I think you have to decide what you’ve been placed on this earth to do. I decided ages ago that I’m not going to be on the A-list of Hollywood. That’s not my intention. After Salaam Bombay I entered the realm immediately. I had people clambering around me to represent me and I would ask them, ‘What will you represent me for?’ I was not looking for a job. If I sought to be like everyone else on the A-list of Hollywood, especially in the 1980s, I would be making rom-coms with white people and being a cookie-cutter filmmaker. When you choose the other way—the Mississippi Masala—following your own heart type of way, it’s a very lonely way. Still can be, I must tell you. But it’s a way that has surprising gifts even in its loneliness. I remember when I went to promote Mississippi in England in 1991, the lines around the block to the cinema were all hybrid interracial couples. I just looked at them, and I said to myself that I did not even know I had an audience then. We never had Black and brown skin colour together on screen at that time. So dream on, but stay true to what you want to say. It may take time, but you will have a body of work that’s yours alone and that’ll be your signature.
Your films are invested in their socio-political scenarios. What’s your take on the times we are living in today, especially with the pandemic?
It’s a remarkably dangerous time that we are living in. The tale of the migrant labour is just horrific, where the most basic need of a person to be regarded as a person has been stripped away. It’s like they are ants crawling across our enormous continent with nothing. It’s a stark tale of politics, and I have to say demagoguery has annihilated the individual. Like the individual does not matter. This pandemic has brought to the fore the deepest inequities, and how we are in the hands of the politics. And how our lives and our struggles are completely possessed by the people who rule us. Here too, in America, it’s like the individual has not mattered. We are still climbing the peaks of infection, and USA and India are the forerunners. It’s startling. My friend Basharat Peer wrote an extraordinary tale of two migrant labourers who were walking and how only one survived. This is the story that we must never forget. How the human being is at the receiving end of these grand avalanches of politics where the individual does not matter. In fact, I have been thinking of creating a three-chapter series on migrants across the world, and their stories—pandemic or not pandemic related. I’m hoping to bring it to fore soon.

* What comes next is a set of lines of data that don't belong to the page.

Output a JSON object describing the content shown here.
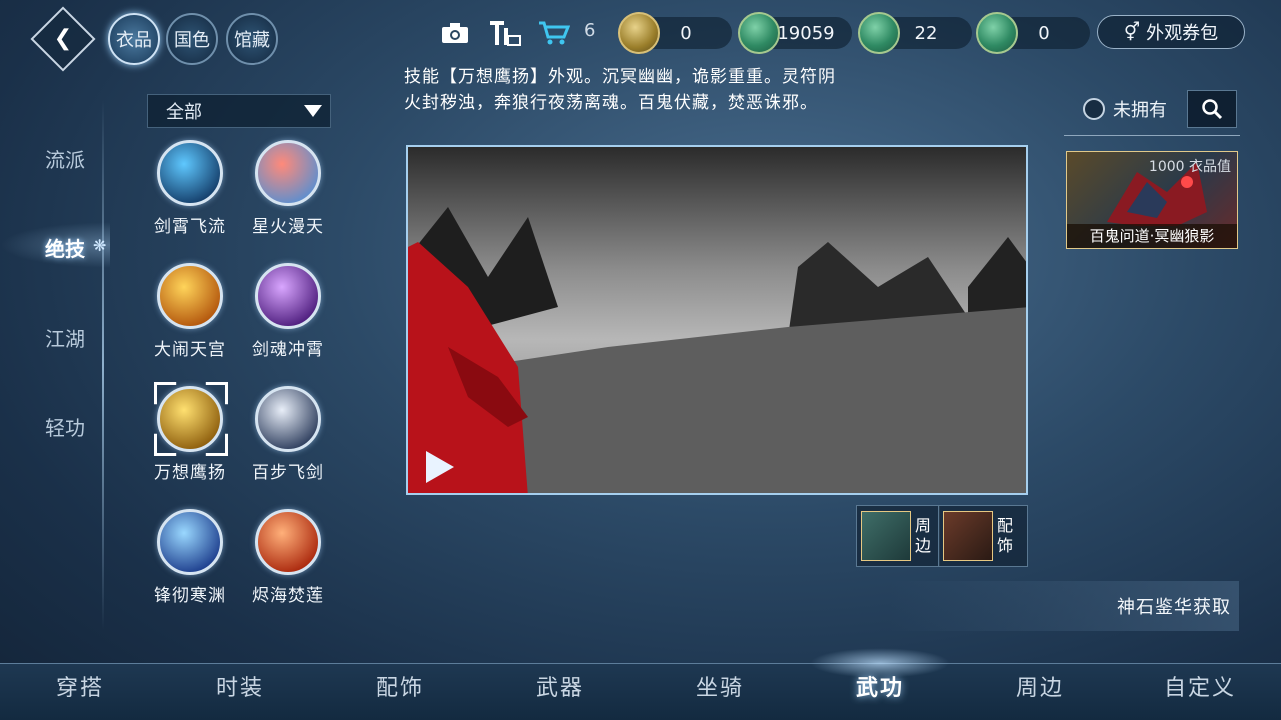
{
  "top": {
    "back_icon": "back-arrow-icon",
    "category_tabs": [
      {
        "label": "衣品",
        "active": true
      },
      {
        "label": "国色",
        "active": false
      },
      {
        "label": "馆藏",
        "active": false
      }
    ],
    "tool_icons": [
      "camera-icon",
      "shop-station-icon",
      "cart-icon"
    ],
    "cart_count": "6",
    "currencies": [
      {
        "icon": "gold-coin-icon",
        "value": "0"
      },
      {
        "icon": "jade-coin-icon",
        "value": "19059"
      },
      {
        "icon": "jade-token-icon",
        "value": "22"
      },
      {
        "icon": "jade-ticket-icon",
        "value": "0"
      }
    ],
    "voucher_label": "外观券包"
  },
  "sidebar": {
    "items": [
      {
        "label": "流派",
        "active": false
      },
      {
        "label": "绝技",
        "active": true
      },
      {
        "label": "江湖",
        "active": false
      },
      {
        "label": "轻功",
        "active": false
      }
    ]
  },
  "filter": {
    "selected": "全部"
  },
  "skills": [
    {
      "label": "剑霄飞流",
      "color_a": "#5fc8ff",
      "color_b": "#123a66",
      "selected": false
    },
    {
      "label": "星火漫天",
      "color_a": "#ff8a7a",
      "color_b": "#5a8fd0",
      "selected": false
    },
    {
      "label": "大闹天宫",
      "color_a": "#ffd45a",
      "color_b": "#b0520a",
      "selected": false
    },
    {
      "label": "剑魂冲霄",
      "color_a": "#d9a6ff",
      "color_b": "#4a1a7a",
      "selected": false
    },
    {
      "label": "万想鹰扬",
      "color_a": "#ffe070",
      "color_b": "#8a5a0a",
      "selected": true
    },
    {
      "label": "百步飞剑",
      "color_a": "#e8eef8",
      "color_b": "#2a3a5a",
      "selected": false
    },
    {
      "label": "锋彻寒渊",
      "color_a": "#9ad8ff",
      "color_b": "#1a3a8a",
      "selected": false
    },
    {
      "label": "烬海焚莲",
      "color_a": "#ffb07a",
      "color_b": "#a8240a",
      "selected": false
    }
  ],
  "description": "技能【万想鹰扬】外观。沉冥幽幽，诡影重重。灵符阴火封秽浊，奔狼行夜荡离魂。百鬼伏藏，焚恶诛邪。",
  "preview": {
    "play_icon": "play-icon"
  },
  "related": [
    {
      "label": "周边"
    },
    {
      "label": "配饰"
    }
  ],
  "source": "神石鉴华获取",
  "right_panel": {
    "not_owned_label": "未拥有",
    "search_icon": "search-icon",
    "item_card": {
      "value_text": "1000 衣品值",
      "name": "百鬼问道·冥幽狼影"
    }
  },
  "bottom_tabs": [
    {
      "label": "穿搭",
      "active": false
    },
    {
      "label": "时装",
      "active": false
    },
    {
      "label": "配饰",
      "active": false
    },
    {
      "label": "武器",
      "active": false
    },
    {
      "label": "坐骑",
      "active": false
    },
    {
      "label": "武功",
      "active": true
    },
    {
      "label": "周边",
      "active": false
    },
    {
      "label": "自定义",
      "active": false
    }
  ]
}
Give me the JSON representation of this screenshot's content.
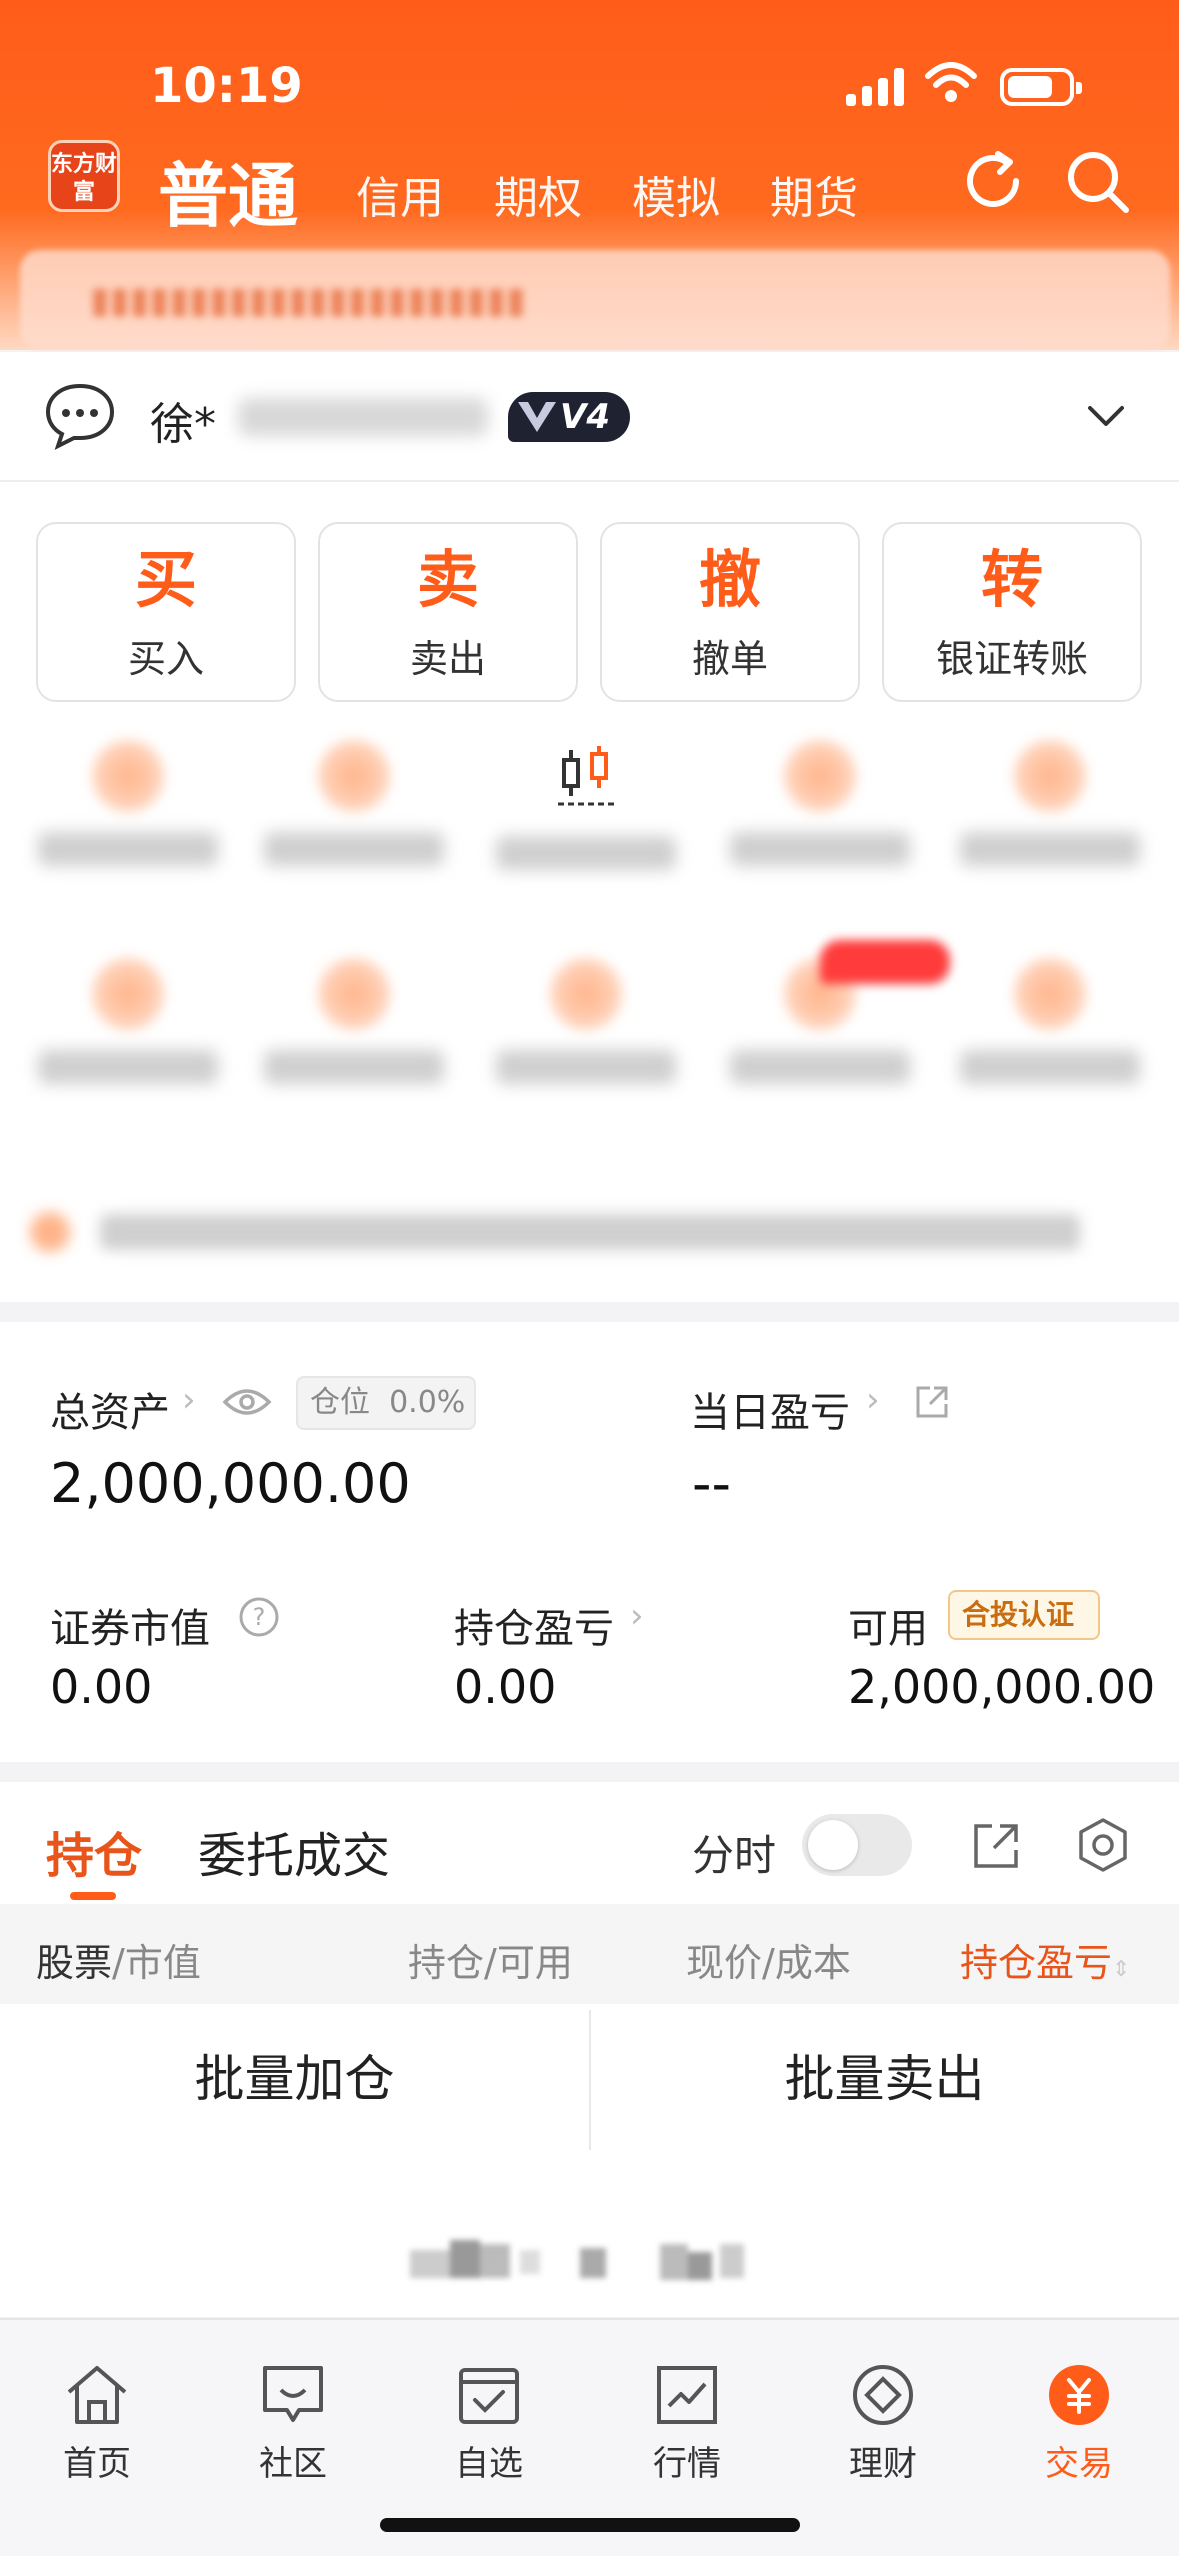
{
  "status_bar": {
    "time": "10:19"
  },
  "header": {
    "logo_text": "东方财富",
    "tabs": [
      {
        "label": "普通",
        "active": true
      },
      {
        "label": "信用"
      },
      {
        "label": "期权"
      },
      {
        "label": "模拟"
      },
      {
        "label": "期货"
      }
    ]
  },
  "account": {
    "name": "徐*",
    "level_badge": "V4"
  },
  "actions": [
    {
      "glyph": "买",
      "label": "买入"
    },
    {
      "glyph": "卖",
      "label": "卖出"
    },
    {
      "glyph": "撤",
      "label": "撤单"
    },
    {
      "glyph": "转",
      "label": "银证转账"
    }
  ],
  "assets": {
    "total_label": "总资产",
    "position_label": "仓位",
    "position_value": "0.0%",
    "total_value": "2,000,000.00",
    "daily_pl_label": "当日盈亏",
    "daily_pl_value": "--",
    "market_value_label": "证券市值",
    "market_value": "0.00",
    "holding_pl_label": "持仓盈亏",
    "holding_pl": "0.00",
    "available_label": "可用",
    "available_badge": "合投认证",
    "available_value": "2,000,000.00"
  },
  "holdings": {
    "tab_active": "持仓",
    "tab_other": "委托成交",
    "fenshi_label": "分时",
    "columns": [
      {
        "name": "股票",
        "sub": "市值"
      },
      {
        "name": "持仓",
        "sub": "可用"
      },
      {
        "name": "现价",
        "sub": "成本"
      },
      {
        "name": "持仓盈亏"
      }
    ],
    "batch_add": "批量加仓",
    "batch_sell": "批量卖出"
  },
  "nav": [
    {
      "label": "首页",
      "icon": "home-icon"
    },
    {
      "label": "社区",
      "icon": "community-icon"
    },
    {
      "label": "自选",
      "icon": "watchlist-icon"
    },
    {
      "label": "行情",
      "icon": "market-icon"
    },
    {
      "label": "理财",
      "icon": "wealth-icon"
    },
    {
      "label": "交易",
      "icon": "trade-icon",
      "active": true
    }
  ],
  "colors": {
    "accent": "#ff5c1a",
    "text": "#222222",
    "muted": "#888888"
  }
}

Lastly, what is cinema for you today?
Cinema for me is and will always remain a reflection of the times we live in. Our struggles to find our place in the world, the pain, the discrimination, the palpable nature of our ever-changing human selves—cinema is all this and much more. It breaks my heart to know that with the advent of OTT we may have reduced cinema to viewing it in matchbox-sized screens, but it’s power to move and stir something within you will never change.